O mercado esportivo feminino vive uma mudança de paradigmas em que marcas patrocinadoras estão modificando a forma como enxergam a presença das mulheres no esporte, deixando de lado o investimento voltado apenas para o ESG (ambiental, social e governança, na sigla em inglês) para abraçar de fato o potencial lucrativo e estratégico que esse ecossistema oferece.
No podcast Maquinistas, da Máquina do Esporte, Juliana Manzato e Isabela Daneluci, sócias da agência W Content, detalharam essa virada de chave no mercado de patrocínios e a importância de ampliar o protagonismo feminino de forma profissional no meio esportivo.
“Muitas marcas agora estão saindo de olhar o esporte feminino, as mulheres do esporte, como ESG, e olhando realmente como estratégia, reputação, dinheiro mesmo, negócio. Só que aí, para as marcas começarem a entender também, a gente precisa ajudá-las a consumir o esporte feminino”, explicou Isabela Daneluci.
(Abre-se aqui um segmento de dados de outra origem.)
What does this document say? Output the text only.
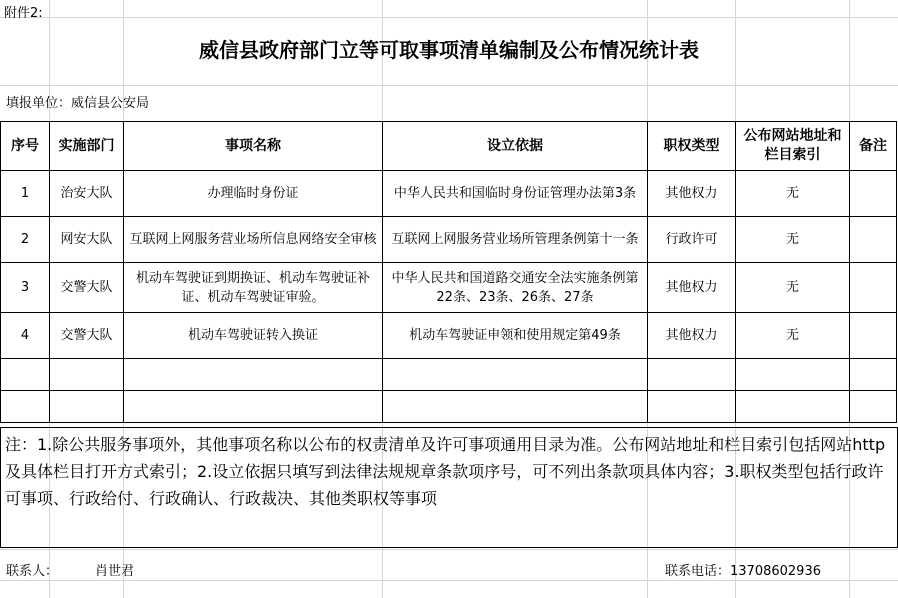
附件2:
威信县政府部门立等可取事项清单编制及公布情况统计表
填报单位：威信县公安局
序号	实施部门	事项名称	设立依据	职权类型	公布网站地址和栏目索引	备注
1	治安大队	办理临时身份证	中华人民共和国临时身份证管理办法第3条	其他权力	无	
2	网安大队	互联网上网服务营业场所信息网络安全审核	互联网上网服务营业场所管理条例第十一条	行政许可	无	
3	交警大队	机动车驾驶证到期换证、机动车驾驶证补证、机动车驾驶证审验。	中华人民共和国道路交通安全法实施条例第22条、23条、26条、27条	其他权力	无	
4	交警大队	机动车驾驶证转入换证	机动车驾驶证申领和使用规定第49条	其他权力	无	

注：1.除公共服务事项外，其他事项名称以公布的权责清单及许可事项通用目录为准。公布网站地址和栏目索引包括网站http及具体栏目打开方式索引；2.设立依据只填写到法律法规规章条款项序号，可不列出条款项具体内容；3.职权类型包括行政许可事项、行政给付、行政确认、行政裁决、其他类职权等事项
联系人：	肖世君	联系电话：13708602936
A executiva apontou que o desejo de investir frequentemente esbarra em uma barreira cultural dentro das próprias empresas: a falta de vivência prática e de repertório de seus executivos nesse cenário. Com isso, o trabalho de patrocínio exige, hoje, em alguns casos, uma “alfabetização” esportiva dos anunciantes.
“Com algumas marcas que a gente conversa, as pessoas nunca foram assistir a um jogo. Começamos a entender que muitas marcas, por desconhecimento, não estavam conseguindo trabalhar direito o esporte feminino”, prosseguiu.
Potencial de consumo
Apesar da mudança de percepção das marcas sobre as atletas e outras personagens dessa indústria, a desconexão inicial faz com que o nicho comercial altamente rentável seja por vezes negligenciado pelo mercado.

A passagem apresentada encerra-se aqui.